Александр Проханов. Господин Гексоген Часть вторая. Операция «Премьер» Глава 18

Часть 7
[ Часть 7. Глава 18. ]

Раненых сняли со столов, в чистых бинтах, на которых, как на белых рушниках, кто-то начинал вышивать красные листья и ягоды. Их место на столах заняли двое других.

– Первый танкист попадается.  – Хирург, наблюдая, как разоблачают раненого, сволакивают с него закопченные мокрые лоскуты, обратился к другому хирургу, протиравшему спиртом очки:

– В Грозном одни танкисты и водители бээмпэ попадались.

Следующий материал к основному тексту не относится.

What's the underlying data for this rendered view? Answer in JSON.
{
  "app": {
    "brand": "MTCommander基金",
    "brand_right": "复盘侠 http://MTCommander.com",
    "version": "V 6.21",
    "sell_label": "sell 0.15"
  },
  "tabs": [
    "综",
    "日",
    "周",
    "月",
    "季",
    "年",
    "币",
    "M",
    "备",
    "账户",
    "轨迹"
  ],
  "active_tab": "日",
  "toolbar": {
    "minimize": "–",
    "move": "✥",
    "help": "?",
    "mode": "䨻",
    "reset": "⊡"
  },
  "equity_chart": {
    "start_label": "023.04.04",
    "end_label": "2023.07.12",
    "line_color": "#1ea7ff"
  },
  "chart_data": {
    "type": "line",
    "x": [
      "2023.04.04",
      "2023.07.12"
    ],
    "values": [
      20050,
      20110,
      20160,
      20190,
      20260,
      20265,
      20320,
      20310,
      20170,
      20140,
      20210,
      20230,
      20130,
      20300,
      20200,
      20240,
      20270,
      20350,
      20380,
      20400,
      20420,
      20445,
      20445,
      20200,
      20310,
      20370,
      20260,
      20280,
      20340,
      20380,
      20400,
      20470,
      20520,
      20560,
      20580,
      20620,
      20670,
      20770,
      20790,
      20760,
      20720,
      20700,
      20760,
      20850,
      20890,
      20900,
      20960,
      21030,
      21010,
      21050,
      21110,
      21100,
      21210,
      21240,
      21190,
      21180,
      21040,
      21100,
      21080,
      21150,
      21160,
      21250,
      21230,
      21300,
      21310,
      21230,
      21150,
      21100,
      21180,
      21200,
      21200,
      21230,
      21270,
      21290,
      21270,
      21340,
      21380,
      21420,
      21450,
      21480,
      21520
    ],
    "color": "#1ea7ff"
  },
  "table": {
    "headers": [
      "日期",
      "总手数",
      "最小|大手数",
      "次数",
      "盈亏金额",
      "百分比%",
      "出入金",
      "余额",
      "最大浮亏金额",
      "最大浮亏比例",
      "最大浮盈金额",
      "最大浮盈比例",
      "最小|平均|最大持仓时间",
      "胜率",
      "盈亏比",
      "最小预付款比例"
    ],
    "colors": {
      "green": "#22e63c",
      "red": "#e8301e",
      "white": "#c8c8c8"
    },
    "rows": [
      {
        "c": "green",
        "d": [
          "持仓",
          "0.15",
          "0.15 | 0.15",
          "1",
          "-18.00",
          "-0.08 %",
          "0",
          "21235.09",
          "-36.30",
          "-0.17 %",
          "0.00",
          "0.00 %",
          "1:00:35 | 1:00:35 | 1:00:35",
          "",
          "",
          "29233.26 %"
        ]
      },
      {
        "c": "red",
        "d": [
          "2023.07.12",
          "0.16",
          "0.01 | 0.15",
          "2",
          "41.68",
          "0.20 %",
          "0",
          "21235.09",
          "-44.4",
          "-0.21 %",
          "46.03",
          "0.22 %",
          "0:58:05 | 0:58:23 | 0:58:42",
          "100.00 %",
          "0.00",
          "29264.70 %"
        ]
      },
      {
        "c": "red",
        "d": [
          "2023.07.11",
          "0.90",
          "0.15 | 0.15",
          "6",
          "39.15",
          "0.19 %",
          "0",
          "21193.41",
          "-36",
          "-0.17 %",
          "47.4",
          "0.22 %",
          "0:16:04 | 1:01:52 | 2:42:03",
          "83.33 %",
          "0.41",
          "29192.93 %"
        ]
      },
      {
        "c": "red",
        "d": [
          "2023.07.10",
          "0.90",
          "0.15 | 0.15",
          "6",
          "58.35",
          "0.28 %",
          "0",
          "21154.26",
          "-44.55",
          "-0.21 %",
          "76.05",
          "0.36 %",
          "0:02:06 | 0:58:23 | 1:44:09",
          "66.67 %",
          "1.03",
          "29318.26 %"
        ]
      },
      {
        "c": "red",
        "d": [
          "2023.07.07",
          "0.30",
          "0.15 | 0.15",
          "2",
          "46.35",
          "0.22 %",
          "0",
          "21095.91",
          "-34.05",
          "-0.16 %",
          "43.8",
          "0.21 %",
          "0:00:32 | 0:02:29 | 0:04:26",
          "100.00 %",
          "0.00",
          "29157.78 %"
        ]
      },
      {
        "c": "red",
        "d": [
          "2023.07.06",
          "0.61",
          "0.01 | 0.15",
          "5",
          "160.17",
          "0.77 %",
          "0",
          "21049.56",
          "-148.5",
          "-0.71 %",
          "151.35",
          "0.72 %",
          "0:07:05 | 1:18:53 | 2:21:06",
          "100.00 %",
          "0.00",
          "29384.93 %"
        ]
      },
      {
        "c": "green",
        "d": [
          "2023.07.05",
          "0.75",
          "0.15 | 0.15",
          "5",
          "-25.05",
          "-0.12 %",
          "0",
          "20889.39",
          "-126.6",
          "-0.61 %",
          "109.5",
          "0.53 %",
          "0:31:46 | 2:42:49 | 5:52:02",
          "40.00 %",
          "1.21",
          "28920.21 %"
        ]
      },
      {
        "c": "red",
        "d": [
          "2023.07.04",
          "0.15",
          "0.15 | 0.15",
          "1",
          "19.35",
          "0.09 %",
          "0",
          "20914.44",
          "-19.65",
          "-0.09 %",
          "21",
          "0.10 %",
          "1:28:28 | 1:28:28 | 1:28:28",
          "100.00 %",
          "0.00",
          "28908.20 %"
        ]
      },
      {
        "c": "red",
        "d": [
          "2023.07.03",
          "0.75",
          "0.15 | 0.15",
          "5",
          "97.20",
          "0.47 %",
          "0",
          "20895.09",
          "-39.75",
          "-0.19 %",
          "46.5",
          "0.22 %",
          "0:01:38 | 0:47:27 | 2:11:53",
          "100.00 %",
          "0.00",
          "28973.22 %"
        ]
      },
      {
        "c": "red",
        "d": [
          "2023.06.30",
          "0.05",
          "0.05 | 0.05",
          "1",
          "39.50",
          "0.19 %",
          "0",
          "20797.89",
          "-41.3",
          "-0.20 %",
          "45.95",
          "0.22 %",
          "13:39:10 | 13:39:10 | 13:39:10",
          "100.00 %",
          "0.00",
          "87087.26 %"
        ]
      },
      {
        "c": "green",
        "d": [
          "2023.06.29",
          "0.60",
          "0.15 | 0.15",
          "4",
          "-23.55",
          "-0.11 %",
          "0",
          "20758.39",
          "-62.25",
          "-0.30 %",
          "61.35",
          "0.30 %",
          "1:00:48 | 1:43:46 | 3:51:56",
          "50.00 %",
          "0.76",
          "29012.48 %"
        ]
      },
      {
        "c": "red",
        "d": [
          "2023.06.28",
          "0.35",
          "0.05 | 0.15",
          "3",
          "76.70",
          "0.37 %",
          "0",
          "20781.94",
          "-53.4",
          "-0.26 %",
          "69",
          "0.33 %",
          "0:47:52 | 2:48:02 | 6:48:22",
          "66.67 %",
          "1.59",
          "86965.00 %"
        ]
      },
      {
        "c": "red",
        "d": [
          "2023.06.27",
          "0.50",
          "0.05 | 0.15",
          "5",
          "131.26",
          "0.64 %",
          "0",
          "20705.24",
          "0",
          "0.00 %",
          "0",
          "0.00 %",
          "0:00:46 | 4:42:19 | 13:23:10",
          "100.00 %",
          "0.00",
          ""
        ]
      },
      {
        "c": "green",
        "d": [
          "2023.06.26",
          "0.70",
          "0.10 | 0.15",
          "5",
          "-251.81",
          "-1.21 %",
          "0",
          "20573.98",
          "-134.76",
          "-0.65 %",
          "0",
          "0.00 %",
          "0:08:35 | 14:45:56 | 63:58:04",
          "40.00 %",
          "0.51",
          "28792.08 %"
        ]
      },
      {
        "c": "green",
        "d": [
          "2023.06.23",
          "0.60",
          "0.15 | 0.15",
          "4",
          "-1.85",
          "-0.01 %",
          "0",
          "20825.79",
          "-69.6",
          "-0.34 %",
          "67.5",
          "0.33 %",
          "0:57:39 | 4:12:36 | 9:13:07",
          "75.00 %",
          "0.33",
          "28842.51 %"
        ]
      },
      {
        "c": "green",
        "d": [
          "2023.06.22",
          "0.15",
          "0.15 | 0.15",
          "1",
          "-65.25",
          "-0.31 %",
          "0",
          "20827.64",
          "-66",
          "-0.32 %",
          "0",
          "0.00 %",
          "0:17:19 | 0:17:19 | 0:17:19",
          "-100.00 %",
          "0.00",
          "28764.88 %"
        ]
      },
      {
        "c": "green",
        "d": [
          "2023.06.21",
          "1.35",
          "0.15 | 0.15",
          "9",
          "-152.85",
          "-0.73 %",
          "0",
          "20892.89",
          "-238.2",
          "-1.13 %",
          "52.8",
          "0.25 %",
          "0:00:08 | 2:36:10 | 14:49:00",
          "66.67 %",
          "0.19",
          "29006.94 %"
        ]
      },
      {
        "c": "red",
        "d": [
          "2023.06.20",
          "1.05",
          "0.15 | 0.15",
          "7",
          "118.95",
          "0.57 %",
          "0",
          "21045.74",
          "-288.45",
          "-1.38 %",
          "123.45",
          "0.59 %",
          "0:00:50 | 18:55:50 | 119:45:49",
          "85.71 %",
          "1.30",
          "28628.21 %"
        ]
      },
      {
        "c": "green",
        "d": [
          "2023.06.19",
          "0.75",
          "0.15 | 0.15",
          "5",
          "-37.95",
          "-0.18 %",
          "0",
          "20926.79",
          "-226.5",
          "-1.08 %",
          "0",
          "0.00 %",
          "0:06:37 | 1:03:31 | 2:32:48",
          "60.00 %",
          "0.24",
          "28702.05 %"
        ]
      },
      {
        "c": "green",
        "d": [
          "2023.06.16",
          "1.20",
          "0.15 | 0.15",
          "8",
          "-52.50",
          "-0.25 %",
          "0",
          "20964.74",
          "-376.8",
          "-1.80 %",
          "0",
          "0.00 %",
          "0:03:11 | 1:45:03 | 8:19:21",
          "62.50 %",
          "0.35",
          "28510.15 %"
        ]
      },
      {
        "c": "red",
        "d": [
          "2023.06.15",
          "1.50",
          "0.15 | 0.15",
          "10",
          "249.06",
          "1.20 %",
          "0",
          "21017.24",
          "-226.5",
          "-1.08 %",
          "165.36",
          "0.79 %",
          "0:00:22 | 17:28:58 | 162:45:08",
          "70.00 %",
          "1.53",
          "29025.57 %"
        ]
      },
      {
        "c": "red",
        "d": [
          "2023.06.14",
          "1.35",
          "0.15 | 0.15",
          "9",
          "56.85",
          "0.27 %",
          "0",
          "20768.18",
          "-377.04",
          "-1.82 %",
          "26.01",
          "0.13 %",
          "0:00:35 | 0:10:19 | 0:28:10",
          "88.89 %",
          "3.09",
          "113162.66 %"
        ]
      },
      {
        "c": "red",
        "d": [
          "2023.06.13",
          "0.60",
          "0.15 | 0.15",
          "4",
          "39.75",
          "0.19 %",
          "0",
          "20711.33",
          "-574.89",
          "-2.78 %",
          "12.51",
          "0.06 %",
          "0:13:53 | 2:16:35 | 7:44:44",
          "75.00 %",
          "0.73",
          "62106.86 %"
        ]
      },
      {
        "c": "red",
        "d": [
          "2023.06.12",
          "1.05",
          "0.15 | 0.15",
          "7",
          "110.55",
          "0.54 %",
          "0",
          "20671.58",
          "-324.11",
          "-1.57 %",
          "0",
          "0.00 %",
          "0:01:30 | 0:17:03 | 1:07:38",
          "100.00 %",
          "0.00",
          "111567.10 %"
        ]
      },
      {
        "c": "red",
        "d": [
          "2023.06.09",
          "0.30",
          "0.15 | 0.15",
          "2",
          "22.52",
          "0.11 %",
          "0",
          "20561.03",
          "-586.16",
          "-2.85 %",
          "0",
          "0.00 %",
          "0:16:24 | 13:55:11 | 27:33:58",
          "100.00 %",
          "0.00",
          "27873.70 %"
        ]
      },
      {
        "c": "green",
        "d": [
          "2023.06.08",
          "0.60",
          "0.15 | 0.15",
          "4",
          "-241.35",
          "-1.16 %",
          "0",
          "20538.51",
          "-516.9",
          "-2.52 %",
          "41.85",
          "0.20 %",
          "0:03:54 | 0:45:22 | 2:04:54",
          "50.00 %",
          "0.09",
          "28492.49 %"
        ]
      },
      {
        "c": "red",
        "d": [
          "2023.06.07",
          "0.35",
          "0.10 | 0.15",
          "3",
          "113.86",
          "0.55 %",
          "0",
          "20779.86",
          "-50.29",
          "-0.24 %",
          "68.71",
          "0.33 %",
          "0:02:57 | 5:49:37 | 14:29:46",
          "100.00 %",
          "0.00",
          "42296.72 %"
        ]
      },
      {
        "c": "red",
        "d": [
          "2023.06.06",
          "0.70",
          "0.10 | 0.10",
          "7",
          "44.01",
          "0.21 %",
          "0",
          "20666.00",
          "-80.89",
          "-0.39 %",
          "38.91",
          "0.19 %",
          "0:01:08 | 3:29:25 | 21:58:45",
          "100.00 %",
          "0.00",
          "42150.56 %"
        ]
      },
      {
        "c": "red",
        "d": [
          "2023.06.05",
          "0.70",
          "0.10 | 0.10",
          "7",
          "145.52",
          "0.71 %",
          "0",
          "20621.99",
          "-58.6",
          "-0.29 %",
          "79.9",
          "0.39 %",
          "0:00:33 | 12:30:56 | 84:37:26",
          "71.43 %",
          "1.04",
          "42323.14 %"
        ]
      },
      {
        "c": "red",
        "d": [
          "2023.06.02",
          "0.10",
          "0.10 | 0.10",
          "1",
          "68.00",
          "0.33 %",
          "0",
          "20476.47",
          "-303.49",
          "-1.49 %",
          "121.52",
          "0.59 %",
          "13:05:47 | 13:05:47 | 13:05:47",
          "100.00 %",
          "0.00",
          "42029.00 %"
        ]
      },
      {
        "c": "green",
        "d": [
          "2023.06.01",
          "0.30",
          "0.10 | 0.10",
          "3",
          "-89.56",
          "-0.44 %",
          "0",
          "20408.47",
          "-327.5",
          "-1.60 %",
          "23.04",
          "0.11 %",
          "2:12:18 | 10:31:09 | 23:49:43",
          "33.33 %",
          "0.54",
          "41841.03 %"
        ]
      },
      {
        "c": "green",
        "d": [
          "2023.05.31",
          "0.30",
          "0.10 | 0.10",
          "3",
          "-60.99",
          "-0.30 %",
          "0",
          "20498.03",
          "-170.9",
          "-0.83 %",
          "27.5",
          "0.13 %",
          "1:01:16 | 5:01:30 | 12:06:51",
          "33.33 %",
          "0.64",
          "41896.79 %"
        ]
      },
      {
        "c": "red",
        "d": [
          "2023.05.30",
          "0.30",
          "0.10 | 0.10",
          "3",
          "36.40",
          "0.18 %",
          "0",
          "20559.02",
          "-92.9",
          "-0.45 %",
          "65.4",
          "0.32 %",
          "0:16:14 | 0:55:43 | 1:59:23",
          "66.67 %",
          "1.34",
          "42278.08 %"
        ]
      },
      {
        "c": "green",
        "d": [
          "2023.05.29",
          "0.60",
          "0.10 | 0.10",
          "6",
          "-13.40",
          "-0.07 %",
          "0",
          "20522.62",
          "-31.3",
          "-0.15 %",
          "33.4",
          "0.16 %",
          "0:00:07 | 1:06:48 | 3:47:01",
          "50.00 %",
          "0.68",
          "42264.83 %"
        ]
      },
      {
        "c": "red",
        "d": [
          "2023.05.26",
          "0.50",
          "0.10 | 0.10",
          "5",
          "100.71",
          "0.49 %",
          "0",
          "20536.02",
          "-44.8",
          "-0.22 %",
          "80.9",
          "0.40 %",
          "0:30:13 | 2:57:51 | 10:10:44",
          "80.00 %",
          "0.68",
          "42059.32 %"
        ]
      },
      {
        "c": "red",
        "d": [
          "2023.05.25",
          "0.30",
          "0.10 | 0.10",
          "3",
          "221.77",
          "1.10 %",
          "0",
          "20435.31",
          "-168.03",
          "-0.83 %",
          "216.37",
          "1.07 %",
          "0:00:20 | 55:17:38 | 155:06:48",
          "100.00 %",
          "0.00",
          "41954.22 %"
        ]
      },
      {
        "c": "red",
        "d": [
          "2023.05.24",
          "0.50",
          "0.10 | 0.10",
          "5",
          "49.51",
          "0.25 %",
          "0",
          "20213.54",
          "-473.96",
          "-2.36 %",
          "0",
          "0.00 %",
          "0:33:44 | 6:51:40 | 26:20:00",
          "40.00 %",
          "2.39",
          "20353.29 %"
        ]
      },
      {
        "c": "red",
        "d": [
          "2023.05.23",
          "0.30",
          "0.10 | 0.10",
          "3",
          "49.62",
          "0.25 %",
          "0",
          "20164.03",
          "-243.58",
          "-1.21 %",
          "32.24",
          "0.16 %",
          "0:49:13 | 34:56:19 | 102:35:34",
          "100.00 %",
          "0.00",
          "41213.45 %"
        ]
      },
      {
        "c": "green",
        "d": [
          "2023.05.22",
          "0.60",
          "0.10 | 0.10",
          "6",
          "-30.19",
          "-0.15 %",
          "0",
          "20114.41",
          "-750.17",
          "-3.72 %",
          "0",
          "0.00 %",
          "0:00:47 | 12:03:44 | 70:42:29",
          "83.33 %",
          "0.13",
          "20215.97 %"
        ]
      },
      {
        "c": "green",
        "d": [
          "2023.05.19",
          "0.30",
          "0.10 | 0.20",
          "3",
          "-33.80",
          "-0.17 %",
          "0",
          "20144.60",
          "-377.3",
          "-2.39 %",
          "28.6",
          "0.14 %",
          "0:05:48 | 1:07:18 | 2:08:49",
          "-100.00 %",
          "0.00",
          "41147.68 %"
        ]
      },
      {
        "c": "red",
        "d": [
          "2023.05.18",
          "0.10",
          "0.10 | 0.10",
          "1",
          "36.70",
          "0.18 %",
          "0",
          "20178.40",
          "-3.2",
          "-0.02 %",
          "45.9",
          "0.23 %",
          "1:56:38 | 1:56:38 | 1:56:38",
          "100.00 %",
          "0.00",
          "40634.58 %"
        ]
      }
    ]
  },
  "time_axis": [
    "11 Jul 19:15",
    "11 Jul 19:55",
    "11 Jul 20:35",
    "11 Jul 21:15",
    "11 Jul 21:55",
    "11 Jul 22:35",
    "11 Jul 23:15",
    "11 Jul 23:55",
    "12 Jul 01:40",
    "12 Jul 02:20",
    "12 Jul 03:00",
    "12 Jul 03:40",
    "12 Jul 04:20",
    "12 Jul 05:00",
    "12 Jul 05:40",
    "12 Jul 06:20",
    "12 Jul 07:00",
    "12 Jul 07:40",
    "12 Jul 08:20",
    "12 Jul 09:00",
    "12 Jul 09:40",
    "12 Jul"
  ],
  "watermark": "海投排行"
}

Второй не ответил, пил из пластмассовой бутылки теплую воду.

С обожженного танкиста снимали прилипшую форму, и она отклеивалась от спины вместе с кожей, как горчичник. Санитары отделяли лоскуты кожи, словно открывали на спине переводную картинку – красную, мокрую, пузырящуюся, изрытую пламенем, прикосновением раскаленной брони. Раненый лежал без чувств, щетинистая щека была темна от копоти, и доктор вкалывал в набухшую черную вену полный шприц наркотика.

На это было невыносимо смотреть. Для Страшного суда, куда его призовут, было собрано вдоволь свидетельств.

Белосельцев направился к выходу, но вдруг обернулся. На соседнем операционном столе лежал обнаженный солдат, стройный, с округлыми мышцами, похожий на античную статую. На его груди, доставая крыльями до сосков, был выколот синий орел. Белокурый чуб, который утром так лихо раздувался от ветра, был темен от липкого пота. Солдат громко дышал, и при каждом вздохе из пробитого живота выталкивался фонтанчик крови.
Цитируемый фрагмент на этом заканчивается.